Bamidele Ali

Profile
- Position: Defensive end

Personal information
- Born: November 1, 1976 (age 49) Cheverly, Maryland, U.S.
- Height: 6 ft 3 in (1.91 m)
- Weight: 218 lb (99 kg)

Career information
- High school: Marianna
- College: Kentucky

Career history
- 1999–2000: Saskatchewan Roughriders

= Bamidele Ali =

American football player (born 1976)

Bamidele Ali (born November 1, 1976) is a former gridiron football defensive end who played for the Saskatchewan Roughriders of the Canadian Football League. From 1999 to 2000, he played 24 regular season games for the Roughriders and recorded 73 tackles, seven sacks, and three interceptions. He played college football for the Kentucky Wildcats. He studied electrical engineering and mathematics at Kentucky.
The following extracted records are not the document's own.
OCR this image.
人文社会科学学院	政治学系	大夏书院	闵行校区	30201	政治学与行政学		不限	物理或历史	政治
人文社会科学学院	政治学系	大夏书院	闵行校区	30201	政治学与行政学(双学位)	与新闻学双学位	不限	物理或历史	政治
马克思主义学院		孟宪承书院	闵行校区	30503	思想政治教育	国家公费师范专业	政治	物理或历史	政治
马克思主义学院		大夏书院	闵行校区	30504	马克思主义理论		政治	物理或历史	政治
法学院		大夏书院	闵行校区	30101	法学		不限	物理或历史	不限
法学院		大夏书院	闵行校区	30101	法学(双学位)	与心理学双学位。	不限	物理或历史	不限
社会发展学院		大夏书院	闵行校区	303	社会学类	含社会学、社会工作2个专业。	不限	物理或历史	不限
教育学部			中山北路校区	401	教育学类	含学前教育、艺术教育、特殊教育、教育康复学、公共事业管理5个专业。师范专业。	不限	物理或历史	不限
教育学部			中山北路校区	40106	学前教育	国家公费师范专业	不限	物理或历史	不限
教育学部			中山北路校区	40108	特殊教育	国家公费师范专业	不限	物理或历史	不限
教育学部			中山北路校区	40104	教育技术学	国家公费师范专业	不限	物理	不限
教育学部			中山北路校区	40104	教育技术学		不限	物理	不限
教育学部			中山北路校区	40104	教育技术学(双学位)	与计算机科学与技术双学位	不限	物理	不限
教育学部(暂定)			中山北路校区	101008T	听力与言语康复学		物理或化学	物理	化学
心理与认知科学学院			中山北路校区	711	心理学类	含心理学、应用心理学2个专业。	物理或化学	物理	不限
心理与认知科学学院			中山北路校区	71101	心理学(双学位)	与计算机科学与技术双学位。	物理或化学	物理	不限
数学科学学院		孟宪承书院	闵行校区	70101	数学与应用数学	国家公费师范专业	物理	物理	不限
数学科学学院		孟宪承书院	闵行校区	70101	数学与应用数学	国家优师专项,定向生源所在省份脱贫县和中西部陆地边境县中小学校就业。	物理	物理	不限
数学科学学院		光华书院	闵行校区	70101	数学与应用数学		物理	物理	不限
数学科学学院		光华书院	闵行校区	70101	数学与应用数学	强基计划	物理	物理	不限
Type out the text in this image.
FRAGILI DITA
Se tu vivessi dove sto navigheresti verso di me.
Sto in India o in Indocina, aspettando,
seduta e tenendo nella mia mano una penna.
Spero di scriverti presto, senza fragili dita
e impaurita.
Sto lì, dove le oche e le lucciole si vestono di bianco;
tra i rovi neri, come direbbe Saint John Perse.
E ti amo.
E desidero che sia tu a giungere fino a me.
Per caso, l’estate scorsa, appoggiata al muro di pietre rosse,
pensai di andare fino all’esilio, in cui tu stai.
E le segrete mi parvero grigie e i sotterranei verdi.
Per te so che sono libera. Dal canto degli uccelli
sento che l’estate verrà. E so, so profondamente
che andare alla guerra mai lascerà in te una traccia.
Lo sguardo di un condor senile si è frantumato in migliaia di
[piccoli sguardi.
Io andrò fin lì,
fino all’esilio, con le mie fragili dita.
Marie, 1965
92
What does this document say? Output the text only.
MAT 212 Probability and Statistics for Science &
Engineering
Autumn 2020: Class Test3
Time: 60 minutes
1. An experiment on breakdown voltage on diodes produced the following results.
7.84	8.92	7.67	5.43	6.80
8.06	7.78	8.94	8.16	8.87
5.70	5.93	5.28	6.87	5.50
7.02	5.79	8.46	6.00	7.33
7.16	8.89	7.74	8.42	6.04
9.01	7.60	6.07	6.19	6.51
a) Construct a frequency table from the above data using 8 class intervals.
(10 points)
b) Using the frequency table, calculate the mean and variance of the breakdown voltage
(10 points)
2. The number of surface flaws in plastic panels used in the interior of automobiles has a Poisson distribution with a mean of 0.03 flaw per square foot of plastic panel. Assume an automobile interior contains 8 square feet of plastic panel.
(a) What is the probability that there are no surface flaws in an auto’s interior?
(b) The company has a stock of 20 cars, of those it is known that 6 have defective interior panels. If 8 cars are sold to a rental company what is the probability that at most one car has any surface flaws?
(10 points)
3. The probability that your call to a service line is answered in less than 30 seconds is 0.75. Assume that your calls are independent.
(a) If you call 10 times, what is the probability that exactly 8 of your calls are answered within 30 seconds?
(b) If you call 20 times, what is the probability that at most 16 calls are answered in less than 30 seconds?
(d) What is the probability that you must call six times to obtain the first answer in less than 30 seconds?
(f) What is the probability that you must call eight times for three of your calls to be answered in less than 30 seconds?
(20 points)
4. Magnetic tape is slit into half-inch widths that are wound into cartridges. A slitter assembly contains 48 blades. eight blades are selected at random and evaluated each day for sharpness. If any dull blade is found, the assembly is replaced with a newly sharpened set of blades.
After playing for the Roughriders, Ali worked for several companies as an engineer specializing in 3D printing.

== Early career ==

Despite receiving multiple offers to play at less well-known schools, Ali attended the University of Kentucky to have the chance to walk-on to a Division I-A team. Originally a strong safety, Ali was later given a sports scholarship and converted to the outside linebacker position. In 1997, he started as a defensive end for the first time and recorded a team-high seven sacks. Ali was named to the "Unsung Hero All-America Team" by the College Football Chronicle.

== Professional career ==

Before the 1999 season, Ali was signed by the Saskatchewan Roughriders as a free agent. He remained on the active roster at the start of the regular season. Ali was removed from the active lineup in mid-September due to an ankle injury, but he returned later that month after Trevis Smith dislocated his hip. With 46 tackles, five sacks, and an interception over 13 games, Ali had his most successful season as a rookie.

Ali returned to the Roughriders in 2000. In July, he intercepted Hamilton Tiger-Cats quarterback Danny McManus twice for his only interceptions of the season. The Roughriders went on to win the game 40–34. By August, Ali was "considered the team's best defensive player", but he was forced to miss games after breaking his left arm. After returning to the lineup, Ali tore a tendon in his knee, ending his season.

== Later life ==

Starting in 1998, Ali worked for General Electric (GE) as an electrical engineer while not with the Roughriders. After his injuries in 2000, he moved to Milwaukee and continued to work for GE full-time. He later worked for DSM creating a strategy to develop 3D printing products and founded Ali Technologies, a manufacturing consulting firm specializing in 3D printing. As of May 2016, Ali is a Vice President of Business Development at Architected Materials.